Around the world, the volume of data that scientists and corporations are collecting is accelerating at a rapid pace. These volumes of data quickly outpace the traditional relational databases that have been used to store and query this data in the past, and the world is rapidly replacing these systems with NoSQL data stores such as Apache Accumulo.
Previously, analysts who have been able to run SQL queries to analyze their data had to transform and adapt their analytics to more cumbersome languages and frameworks such as Java with Apache MapReduce or Scala with Apache Spark. Today, with the high-performance Apache Accumulo connector for Presto, we bring back the accessibility and ease of being able to execute traditional SQL queries to the NoSQL Big Data age.

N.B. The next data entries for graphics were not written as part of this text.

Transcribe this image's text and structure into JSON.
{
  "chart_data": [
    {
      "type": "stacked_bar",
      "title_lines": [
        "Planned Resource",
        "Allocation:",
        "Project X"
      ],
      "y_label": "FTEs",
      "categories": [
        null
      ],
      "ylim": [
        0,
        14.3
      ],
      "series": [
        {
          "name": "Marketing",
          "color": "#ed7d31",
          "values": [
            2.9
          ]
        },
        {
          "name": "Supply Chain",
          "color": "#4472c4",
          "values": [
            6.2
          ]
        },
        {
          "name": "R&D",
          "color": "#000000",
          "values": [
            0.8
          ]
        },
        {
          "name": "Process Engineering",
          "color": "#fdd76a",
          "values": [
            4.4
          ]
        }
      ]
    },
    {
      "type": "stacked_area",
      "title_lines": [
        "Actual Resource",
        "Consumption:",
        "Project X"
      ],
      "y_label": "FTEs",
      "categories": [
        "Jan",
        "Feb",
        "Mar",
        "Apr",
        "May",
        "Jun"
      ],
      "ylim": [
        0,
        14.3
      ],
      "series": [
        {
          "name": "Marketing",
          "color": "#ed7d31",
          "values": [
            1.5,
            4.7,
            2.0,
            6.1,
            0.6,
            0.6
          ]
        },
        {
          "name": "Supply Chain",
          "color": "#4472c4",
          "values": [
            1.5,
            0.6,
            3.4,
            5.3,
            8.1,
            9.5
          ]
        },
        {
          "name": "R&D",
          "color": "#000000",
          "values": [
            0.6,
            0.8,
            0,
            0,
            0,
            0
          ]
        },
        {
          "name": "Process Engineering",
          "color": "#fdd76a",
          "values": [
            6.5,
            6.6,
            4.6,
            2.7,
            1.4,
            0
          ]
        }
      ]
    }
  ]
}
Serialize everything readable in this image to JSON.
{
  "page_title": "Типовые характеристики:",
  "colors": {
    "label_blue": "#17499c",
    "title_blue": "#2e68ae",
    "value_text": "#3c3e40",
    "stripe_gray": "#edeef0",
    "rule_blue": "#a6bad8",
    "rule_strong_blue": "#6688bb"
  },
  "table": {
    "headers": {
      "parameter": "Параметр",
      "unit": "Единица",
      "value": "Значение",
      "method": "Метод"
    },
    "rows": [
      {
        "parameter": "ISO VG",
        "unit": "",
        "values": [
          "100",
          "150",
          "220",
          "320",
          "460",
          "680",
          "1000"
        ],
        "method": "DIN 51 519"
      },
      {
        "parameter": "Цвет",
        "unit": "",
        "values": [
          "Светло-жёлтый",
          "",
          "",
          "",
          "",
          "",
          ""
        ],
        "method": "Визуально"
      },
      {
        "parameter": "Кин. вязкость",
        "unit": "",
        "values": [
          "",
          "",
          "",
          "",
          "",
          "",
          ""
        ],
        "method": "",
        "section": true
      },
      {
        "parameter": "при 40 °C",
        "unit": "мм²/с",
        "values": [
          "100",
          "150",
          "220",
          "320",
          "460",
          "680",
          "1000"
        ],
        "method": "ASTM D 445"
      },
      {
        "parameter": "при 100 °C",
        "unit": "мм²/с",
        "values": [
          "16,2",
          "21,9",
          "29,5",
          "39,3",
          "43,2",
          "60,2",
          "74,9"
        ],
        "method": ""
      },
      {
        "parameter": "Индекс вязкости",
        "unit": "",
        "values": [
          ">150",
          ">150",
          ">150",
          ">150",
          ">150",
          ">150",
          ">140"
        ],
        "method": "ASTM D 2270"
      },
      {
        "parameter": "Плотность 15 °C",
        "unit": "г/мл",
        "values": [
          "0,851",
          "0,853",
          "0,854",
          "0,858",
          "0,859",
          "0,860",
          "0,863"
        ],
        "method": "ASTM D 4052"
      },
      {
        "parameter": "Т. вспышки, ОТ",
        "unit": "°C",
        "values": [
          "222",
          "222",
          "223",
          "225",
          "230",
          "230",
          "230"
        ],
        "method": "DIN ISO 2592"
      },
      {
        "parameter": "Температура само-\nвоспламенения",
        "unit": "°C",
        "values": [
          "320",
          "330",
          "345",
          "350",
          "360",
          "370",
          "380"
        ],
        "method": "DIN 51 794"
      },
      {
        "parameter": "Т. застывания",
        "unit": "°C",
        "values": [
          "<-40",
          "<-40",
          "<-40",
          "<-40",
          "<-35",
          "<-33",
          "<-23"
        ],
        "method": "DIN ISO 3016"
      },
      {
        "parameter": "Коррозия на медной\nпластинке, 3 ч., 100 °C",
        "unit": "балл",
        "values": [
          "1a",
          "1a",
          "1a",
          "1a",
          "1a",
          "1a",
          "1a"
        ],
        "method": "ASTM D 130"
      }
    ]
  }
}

In this presentation, we will discuss how the connector abstracts away common design patterns for interacting with data stored in Accumulo. Through the use of server-side iterators and secondary indexing, the connector can project a SQL interface onto their large data sets. This enables applications, data consumers, and data scientists to run production and ad-hoc queries against large data sets using SQL. When issuing queries with fine-grained predicates, the connector can skip scanning the entire Accumulo table and use the built-in indexing scheme to quickly retrieve data from Accumulo. Additionally, through the use of external tables and the built-in or custom serializer framework, the connector is able to query data stored in existing Accumulo tables.
Finally, we will discuss the use cases at Bloomberg that led to the creation of the connector and discuss how it is being used in production today.